PEORIA — A global slump in the mining industry has put Caterpillar Inc. in an unprecedented position: cutting thousands of jobs as part of a painful reorganization, discontinuing some underground mining products.

And, now, the company is seeking fresh perspective on how to extend the life of machines for customers caught in the same economic turmoil.

Just ahead of MINExpo in Las Vegas at the end of the month — the once-every-four-years largest mining trade show in the world — Caterpillar will sponsor a gathering of coders and data scientists hosted by Australia-based Unearthed, an open innovation program and incubator for the global resources sector.

Over the course of 54 hours from Sept. 23 to 25 in San Francisco, teams of developers will compete using data sets from Caterpillar mining truck sensors to create systems by which heavy equipment operators can be alerted in real time of potential machinery problems.

"The data we are providing is a specific model of a machine, but we have (the same data) for any other machine," said Roberto Ortega, innovation and digital manager at Caterpillar. "We can apply this solution to any of our industry groups."

Using data such as engine speed, oil temperature, hydraulic pressure and gear selection, teams at the Unearthed competition will set out to develop algorithms that trigger operator notifications for safety hazards, use of equipment that could result in short- or long-term damage and best practices for efficiency.

The event ultimately aims to pair industry experts with Silicon Valley developers and just see what happens.

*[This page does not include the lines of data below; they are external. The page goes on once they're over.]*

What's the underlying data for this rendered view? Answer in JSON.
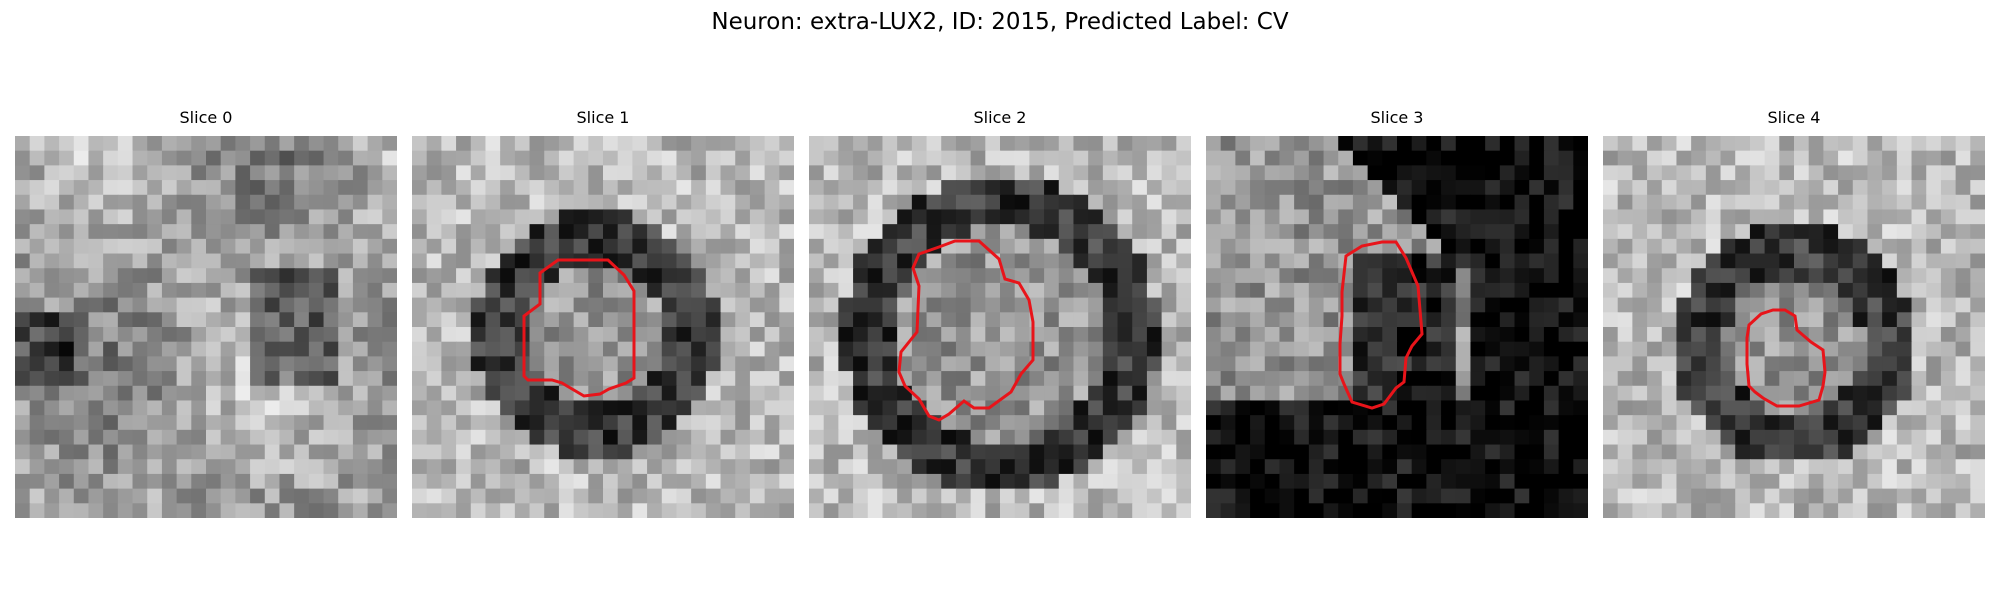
{
  "figure": {
    "title": "Neuron: extra-LUX2, ID: 2015, Predicted Label: CV"
  },
  "slices": [
    {
      "title": "Slice 0",
      "has_contour": false,
      "style": "textured-mid",
      "grid_size": 26
    },
    {
      "title": "Slice 1",
      "has_contour": true,
      "style": "ring-small",
      "grid_size": 26
    },
    {
      "title": "Slice 2",
      "has_contour": true,
      "style": "ring-large",
      "grid_size": 26
    },
    {
      "title": "Slice 3",
      "has_contour": true,
      "style": "dark-corner",
      "grid_size": 26
    },
    {
      "title": "Slice 4",
      "has_contour": true,
      "style": "ring-offset",
      "grid_size": 26
    }
  ],
  "colors": {
    "contour": "#e8141a",
    "background": "#ffffff"
  }
}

Cash prizes will be awarded, but the resulting programs also have the potential to be acquired by Caterpillar and other industry leaders to become real-world applications.

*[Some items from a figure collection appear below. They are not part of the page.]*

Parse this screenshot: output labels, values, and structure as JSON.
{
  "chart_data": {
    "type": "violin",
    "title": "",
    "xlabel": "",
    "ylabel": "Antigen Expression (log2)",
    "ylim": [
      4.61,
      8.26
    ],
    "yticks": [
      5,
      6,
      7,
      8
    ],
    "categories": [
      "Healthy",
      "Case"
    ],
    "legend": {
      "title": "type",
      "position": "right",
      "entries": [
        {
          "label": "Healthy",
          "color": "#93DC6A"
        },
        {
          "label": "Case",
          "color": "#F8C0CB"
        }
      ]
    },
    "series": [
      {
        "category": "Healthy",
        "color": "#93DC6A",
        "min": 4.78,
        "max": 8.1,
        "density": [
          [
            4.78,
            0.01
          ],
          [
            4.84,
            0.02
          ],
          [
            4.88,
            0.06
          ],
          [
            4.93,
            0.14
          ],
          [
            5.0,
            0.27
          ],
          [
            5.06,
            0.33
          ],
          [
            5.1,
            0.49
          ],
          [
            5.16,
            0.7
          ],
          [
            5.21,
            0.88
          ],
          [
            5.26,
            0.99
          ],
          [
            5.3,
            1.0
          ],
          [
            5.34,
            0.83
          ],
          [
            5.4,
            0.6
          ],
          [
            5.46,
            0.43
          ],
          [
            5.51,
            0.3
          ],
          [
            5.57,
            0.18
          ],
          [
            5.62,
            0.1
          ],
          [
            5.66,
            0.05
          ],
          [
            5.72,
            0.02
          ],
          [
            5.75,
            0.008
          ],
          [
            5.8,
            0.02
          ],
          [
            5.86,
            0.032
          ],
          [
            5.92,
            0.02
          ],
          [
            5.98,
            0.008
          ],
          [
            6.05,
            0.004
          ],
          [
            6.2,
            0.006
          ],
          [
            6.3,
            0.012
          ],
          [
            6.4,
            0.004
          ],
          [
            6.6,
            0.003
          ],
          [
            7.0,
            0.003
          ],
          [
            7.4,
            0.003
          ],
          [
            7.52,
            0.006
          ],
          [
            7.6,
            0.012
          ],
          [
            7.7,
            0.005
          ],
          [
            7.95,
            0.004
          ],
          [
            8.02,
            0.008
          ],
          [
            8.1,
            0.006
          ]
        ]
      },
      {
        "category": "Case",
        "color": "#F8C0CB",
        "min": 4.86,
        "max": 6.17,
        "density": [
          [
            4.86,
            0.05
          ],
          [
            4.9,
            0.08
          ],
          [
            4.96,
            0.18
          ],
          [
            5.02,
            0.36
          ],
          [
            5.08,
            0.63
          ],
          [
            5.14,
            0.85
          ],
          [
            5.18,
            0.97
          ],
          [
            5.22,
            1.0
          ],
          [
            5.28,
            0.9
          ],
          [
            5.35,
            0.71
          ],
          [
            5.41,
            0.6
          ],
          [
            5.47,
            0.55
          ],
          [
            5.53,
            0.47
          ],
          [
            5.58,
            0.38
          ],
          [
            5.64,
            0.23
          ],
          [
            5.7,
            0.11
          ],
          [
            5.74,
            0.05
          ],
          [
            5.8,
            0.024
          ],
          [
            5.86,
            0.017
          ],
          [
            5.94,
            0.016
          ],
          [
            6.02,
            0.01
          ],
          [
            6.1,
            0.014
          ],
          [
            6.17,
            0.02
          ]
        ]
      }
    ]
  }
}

"It's about being able to provide operators real-time feedback before machine failure," Ortega said. "If that's what our customers want, then we would help bring that to market."

The winners from Unearthed San Francisco — one of nine similar competitions hosted by the group around the world this year — will be briefly featured at Caterpillar's sprawling MINExpo exhibit a few days later.

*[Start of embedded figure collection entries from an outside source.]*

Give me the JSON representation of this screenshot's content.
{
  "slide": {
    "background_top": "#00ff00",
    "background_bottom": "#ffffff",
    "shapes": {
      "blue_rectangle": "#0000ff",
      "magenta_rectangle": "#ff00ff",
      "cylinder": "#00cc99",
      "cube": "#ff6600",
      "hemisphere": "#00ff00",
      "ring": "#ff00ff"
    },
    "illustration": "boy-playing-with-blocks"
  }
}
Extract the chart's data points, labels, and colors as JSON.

The Las Vegas announcement will fit a theme that departs from product-heavy introductions of trade shows past.

"This one is quite different four years later — it's about machine life," said Tony Johnson, marketing manager for the mining sales and support division at Caterpillar.

Learning how to harness the rich data sets produced by Caterpillar machines will be integral to the mission of extending equipment life, and the "beginners eyes" of industry outsiders could produce innovative ways to leverage that information, Ortega said.

Added Johnson: "There is more data coming off those machines than we know what to do with."